Bakın eğer Onur KILIÇ iddia edildiği gibi “Hırsız- Katil Erdoğan, Kahrolsun AKP Diktatörlüğü” demiş olsa bile tutuklanmazdı. Çünkü mahkeme kararında iddia edildiği gibi üzerine atılı olan suç “katalog suç değil.” Tutuklanamaz çünkü kaçma ya da delilleri karartma şüphesi yok. Tutuklanamaz çünkü bu sloganı şu anda milyonlar tekrar ediyor. Şu yazıda her biri tartışmasız bir gerçek olan olayları aklıselimle bir değerlendirin. Yasayla polis zoruyla, terörle mücadele polisinin baskısıyla saygınlık sağlanamaz.

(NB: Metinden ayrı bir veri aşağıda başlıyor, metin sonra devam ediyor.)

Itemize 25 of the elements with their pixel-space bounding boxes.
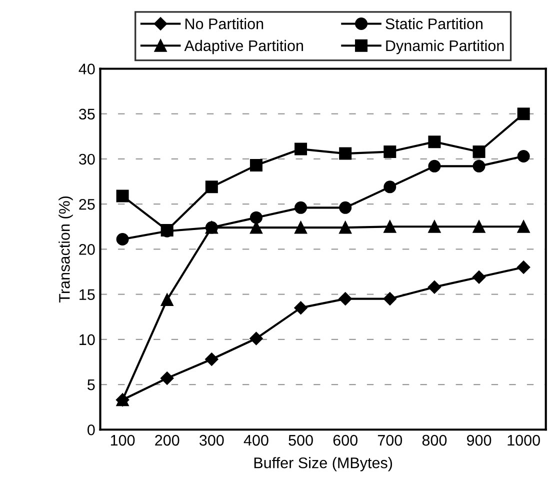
- y-tick-label: 0: [88, 424, 95, 436]
- y-axis-title: Transaction (%): [58, 196, 73, 302]
- x-tick-label: 900: [466, 434, 492, 446]
- y-tick-label: 20: [79, 244, 95, 255]
- y-tick-label: 25: [79, 198, 95, 210]
- y-tick-label: 10: [80, 334, 95, 346]
- x-tick-label: 1000: [508, 434, 540, 446]
- legend-label: No Partition: [185, 18, 264, 30]
- x-tick-label: 500: [288, 434, 313, 446]
- x-tick-label: 100: [110, 434, 135, 446]
- x-axis-title: Buffer Size (MBytes): [254, 457, 392, 472]
- x-tick-label: 200: [155, 434, 180, 446]
- x-tick-label: 300: [200, 434, 224, 446]
- legend-label: Adaptive Partition: [184, 40, 303, 54]
- y-tick-label: 15: [80, 289, 95, 300]
- y-tick-label: 30: [78, 154, 95, 165]
- legend-label: Dynamic Partition: [386, 40, 504, 54]
- legend-label: Static Partition: [386, 18, 482, 30]
- y-tick-label: 35: [78, 108, 95, 120]
- x-tick-label: 400: [244, 434, 268, 446]
- x-tick-label: 600: [333, 434, 358, 446]
- y-tick-label: 40: [78, 64, 95, 74]
- y-tick-label: 5: [88, 380, 95, 390]
- x-tick-label: 800: [422, 434, 447, 446]
- x-tick-label: 700: [378, 434, 402, 446]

Bunu teknik bir tartışma açmak için söylemiyorum. Şunun için söylüyorum: Eğer devlet kendi koyduğu kurala uymaz ise işte orada direnme hakkı gündeme gelir. Muammer Aksoy yarım asır önce “direnme hakkıyla” ilgili şöyle yazmış:

 “İktidarların değişmelerinin normal yolu olan hakiki bir seçim ve -hukuk dışı hareketleri önleyecek- hukuk devleti müesseseleri de yok edildiyse, millet iki kötü yoldan birini seçmeye zorlanmış demektir. Ya iç barış adına, ne zaman sona ereceği kestirilmeyen bir kölelik durumuna katlanıp, bir derviş sabır tevekkülü ile her şeyizamanın mucizevi şifa kudreti’ne terketmek: yahut ‘sonu gelmeyen bir dehşet içinde yaşamaktansa, müthiş bir son’u ehveni şer sayıp, – boyunduruğu kıracak bir baş kaldırmanın acılarına katlanarak - hürriyet ve hukuka tekrar kavuşmak!”

Derviş sabır ve tevekkülünü zorluyor bu iktidar!